Reading some on O'Neill and I have to say, if this guy was among the top anti-terrorist experts that US, no wonder the entire law enforcement and counter-intelligence systems look so inept post 9-11.
This guy had multiple lives and a top, top security clearance. It would have been like something out of a Hitchcock movie tracking how many of his women showed up at his funeral--no wait, that was a Stanley Donnen movie with Audrey H, 'Charade'. If his body hadn't been found (all the more remarkable because it was found btw), I'd almost think he was using the incident to pursue a new identity somewhere.
He started out as FBI law enforcement but got into the 'glamor' diplomatic and intelligence sides, though being in overseas anti-terrorist efforts probably meant he had to work with groups to which he didn't really belong (military, State Department and CIA in their overseas operations mode).
None of his analysis in public speeches is very profound or groundbreaking (you could say it was his security clearance, but apparently that didn't stop him from shooting off his mouth over drinks with reporters). I'm not familiar with his investigative work, but that doesn't sound like his speciality--rather, politicking does.
After the first WTC bombings (1993)that was the whole debate--state-sponsored terrorism vs. networked stateless groups of religious fanatics. O'Neill spent a lot of time emphasizing the latter, while his establishment rivals said, No, go after Iraq. So, next, McVeigh was such a big surprise.
Well, no, there was also the constant, distracting alarm over weapons of mass destruction, the exaggerated danger of which is still being used to distract our attention. Is it that hard to realize how godawfully stupid US counter-terrorist efforts must have been to allow that many jet planes to get commandeered in a coordinated fashion?
Chip B writes:
>There is not one iota of evidence >linking the death of O'Neill to
>the terror attacks. None. Zip. Nada.
Of course there is. More than a mere coincidence; it was the man's own conscious choices.
In the Hollywood movie the part played by Bruce Willis quits in frustration from the FBI's counter-terrorist office in NYC. Then Bruce gets some information that will prevent the WTC from being blown up, but no one will listen to him. He even gets arrested by the NYPD for making a scene. Bruce takes a job as security guard at WTC in an assumed identity. He survives a terrorist attack, saves the WTC , and leads the FBI's own Delta Force all-powerful danger rangers deep into OBL territory to kick the evil one's evil ass himself.

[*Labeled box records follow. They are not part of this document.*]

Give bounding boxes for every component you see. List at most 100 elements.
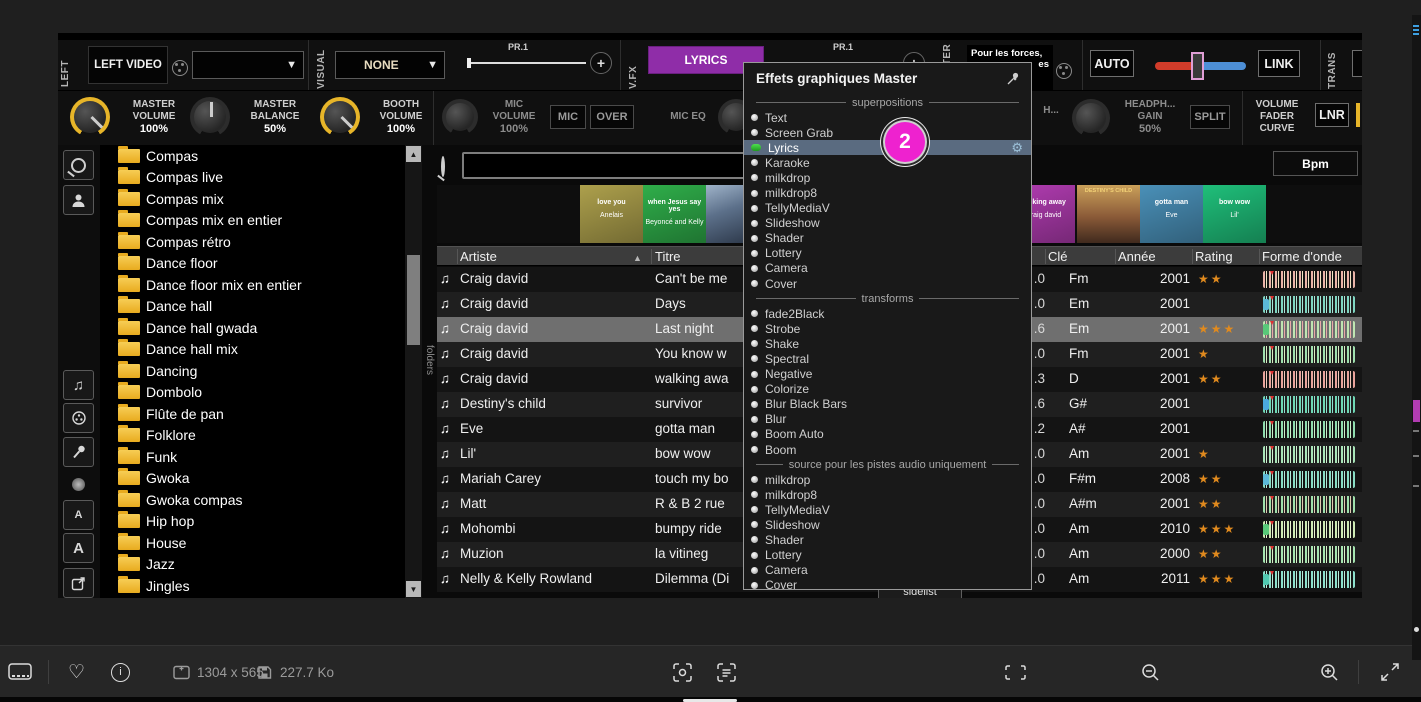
tab-trans[interactable]: TRANS <box>1327 45 1338 89</box>
left-video-button[interactable]: LEFT VIDEO <box>88 46 168 84</box>
effect-item-strobe[interactable]: Strobe <box>744 321 1031 336</box>
folder-item[interactable]: Dance floor <box>100 253 405 275</box>
split-button[interactable]: SPLIT <box>1190 105 1230 129</box>
folder-item[interactable]: House <box>100 532 405 554</box>
column-header-year[interactable]: Année <box>1118 249 1156 264</box>
folder-item[interactable]: Compas <box>100 145 405 167</box>
master-balance-knob[interactable] <box>190 97 230 137</box>
album-cover-thumbnail[interactable]: gotta manEve <box>1140 185 1203 243</box>
effect-item-spectral[interactable]: Spectral <box>744 351 1031 366</box>
music-note-icon[interactable]: ♫ <box>63 370 94 400</box>
lnr-button[interactable]: LNR <box>1315 103 1349 127</box>
folder-scrollbar[interactable]: ▲ ▼ <box>405 145 422 598</box>
large-text-icon[interactable]: A <box>63 533 94 563</box>
album-cover-thumbnail[interactable]: bow wowLil' <box>1203 185 1266 243</box>
effect-item-slideshow[interactable]: Slideshow <box>744 216 1031 231</box>
column-header-title[interactable]: Titre <box>655 249 681 264</box>
folders-panel-tab[interactable]: folders <box>422 145 437 598</box>
folder-item[interactable]: Compas rétro <box>100 231 405 253</box>
folder-item[interactable]: Jazz <box>100 554 405 576</box>
folder-item[interactable]: Gwoka compas <box>100 489 405 511</box>
effect-item-shader[interactable]: Shader <box>744 532 1031 547</box>
mic-volume-knob[interactable] <box>442 99 478 135</box>
folder-item[interactable]: Dance floor mix en entier <box>100 274 405 296</box>
crossfader-handle[interactable] <box>1191 52 1204 80</box>
folder-item[interactable]: Compas live <box>100 167 405 189</box>
info-icon[interactable]: i <box>111 646 130 698</box>
folder-item[interactable]: Compas mix en entier <box>100 210 405 232</box>
master-volume-knob[interactable] <box>70 97 110 137</box>
album-cover-thumbnail[interactable] <box>706 185 746 243</box>
effect-item-text[interactable]: Text <box>744 110 1031 125</box>
folder-item[interactable]: Compas mix <box>100 188 405 210</box>
folder-item[interactable]: Hip hop <box>100 511 405 533</box>
clipped-button[interactable] <box>1352 50 1362 77</box>
folder-item[interactable]: Gwoka <box>100 468 405 490</box>
folder-item[interactable]: Funk <box>100 446 405 468</box>
effect-item-milkdrop8[interactable]: milkdrop8 <box>744 185 1031 200</box>
effect-item-camera[interactable]: Camera <box>744 261 1031 276</box>
effect-item-fade2black[interactable]: fade2Black <box>744 306 1031 321</box>
zoom-out-icon[interactable] <box>1141 646 1160 698</box>
pin-icon[interactable] <box>1005 71 1021 87</box>
scrollbar-thumb[interactable] <box>407 255 420 345</box>
effect-item-camera[interactable]: Camera <box>744 563 1031 578</box>
effect-item-boom[interactable]: Boom <box>744 442 1031 457</box>
effect-item-milkdrop8[interactable]: milkdrop8 <box>744 487 1031 502</box>
effect-item-boom-auto[interactable]: Boom Auto <box>744 427 1031 442</box>
effect-item-milkdrop[interactable]: milkdrop <box>744 170 1031 185</box>
effect-item-tellymediav[interactable]: TellyMediaV <box>744 201 1031 216</box>
folder-item[interactable]: Dombolo <box>100 382 405 404</box>
column-header-artist[interactable]: Artiste <box>460 249 497 264</box>
tab-vfx[interactable]: V.FX <box>628 47 639 89</box>
visual-search-icon[interactable] <box>673 646 692 698</box>
record-dot-icon[interactable] <box>72 478 85 491</box>
effect-item-slideshow[interactable]: Slideshow <box>744 517 1031 532</box>
column-header-rating[interactable]: Rating <box>1195 249 1233 264</box>
external-window-icon[interactable] <box>63 568 94 598</box>
text-actions-icon[interactable] <box>717 646 736 698</box>
booth-volume-knob[interactable] <box>320 97 360 137</box>
effect-item-blur-black-bars[interactable]: Blur Black Bars <box>744 397 1031 412</box>
fit-to-window-icon[interactable] <box>1005 646 1026 698</box>
left-video-dropdown[interactable]: ▼ <box>192 51 304 79</box>
microphone-icon[interactable] <box>63 437 94 467</box>
crossfader-right-track[interactable] <box>1204 62 1246 70</box>
scroll-down-button[interactable]: ▼ <box>406 581 421 597</box>
user-icon[interactable] <box>63 185 94 215</box>
filmstrip-toggle-icon[interactable] <box>8 646 32 698</box>
album-cover-thumbnail[interactable]: DESTINY'S CHILD <box>1077 185 1140 243</box>
search-icon[interactable] <box>63 150 94 180</box>
mic-button[interactable]: MIC <box>550 105 586 129</box>
folder-item[interactable]: Folklore <box>100 425 405 447</box>
column-header-key[interactable]: Clé <box>1048 249 1068 264</box>
tab-left-deck[interactable]: LEFT <box>60 45 71 87</box>
folder-item[interactable]: Jingles <box>100 575 405 597</box>
video-search-icon[interactable] <box>63 403 94 433</box>
headphone-gain-knob[interactable] <box>1072 99 1110 137</box>
gear-icon[interactable]: ⚙ <box>1011 140 1023 156</box>
effect-item-colorize[interactable]: Colorize <box>744 382 1031 397</box>
crossfader-link-button[interactable]: LINK <box>1258 50 1300 77</box>
scroll-up-button[interactable]: ▲ <box>406 146 421 162</box>
album-cover-thumbnail[interactable]: love youAnelais <box>580 185 643 243</box>
folder-item[interactable]: Flûte de pan <box>100 403 405 425</box>
effect-item-milkdrop[interactable]: milkdrop <box>744 472 1031 487</box>
pr1-left-slider[interactable] <box>468 62 586 64</box>
column-header-waveform[interactable]: Forme d'onde <box>1262 249 1342 264</box>
crossfader-left-track[interactable] <box>1155 62 1195 70</box>
effect-item-tellymediav[interactable]: TellyMediaV <box>744 502 1031 517</box>
pr1-left-plus-button[interactable]: + <box>590 52 612 74</box>
zoom-in-icon[interactable] <box>1320 646 1339 698</box>
small-text-icon[interactable]: A <box>63 500 94 530</box>
effect-item-cover[interactable]: Cover <box>744 578 1031 593</box>
folder-item[interactable]: Dance hall gwada <box>100 317 405 339</box>
effect-item-cover[interactable]: Cover <box>744 276 1031 291</box>
fullscreen-icon[interactable] <box>1381 646 1399 698</box>
effect-item-karaoke[interactable]: Karaoke <box>744 155 1031 170</box>
crossfader-auto-button[interactable]: AUTO <box>1090 50 1134 77</box>
effect-item-blur[interactable]: Blur <box>744 412 1031 427</box>
mic-over-button[interactable]: OVER <box>590 105 634 129</box>
album-cover-thumbnail[interactable]: when Jesus say yesBeyoncé and Kelly <box>643 185 706 243</box>
effect-item-shake[interactable]: Shake <box>744 336 1031 351</box>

In reality the guy gets a building falling on him. He was long a part of NYC anti-terrorism efforts and all that multi-agency coordination (better called interagency rivallry and confusion). I wouldn't be surprised if he was part of the moronic decision to put an emergency crisis center so near to what his ingroup thought was the most likely target. And no doubt one reason why he chose a jump over to security at WTC is he'd still be in the thick of things, with his security clearance, in NYC hanging out with the same crowds, at the center of it all, right at his own envisioned ground zero.
What must have been going through his mind after the first building got hit? How as usual the State Department and the CIA had let him down? At least he went down with his ship.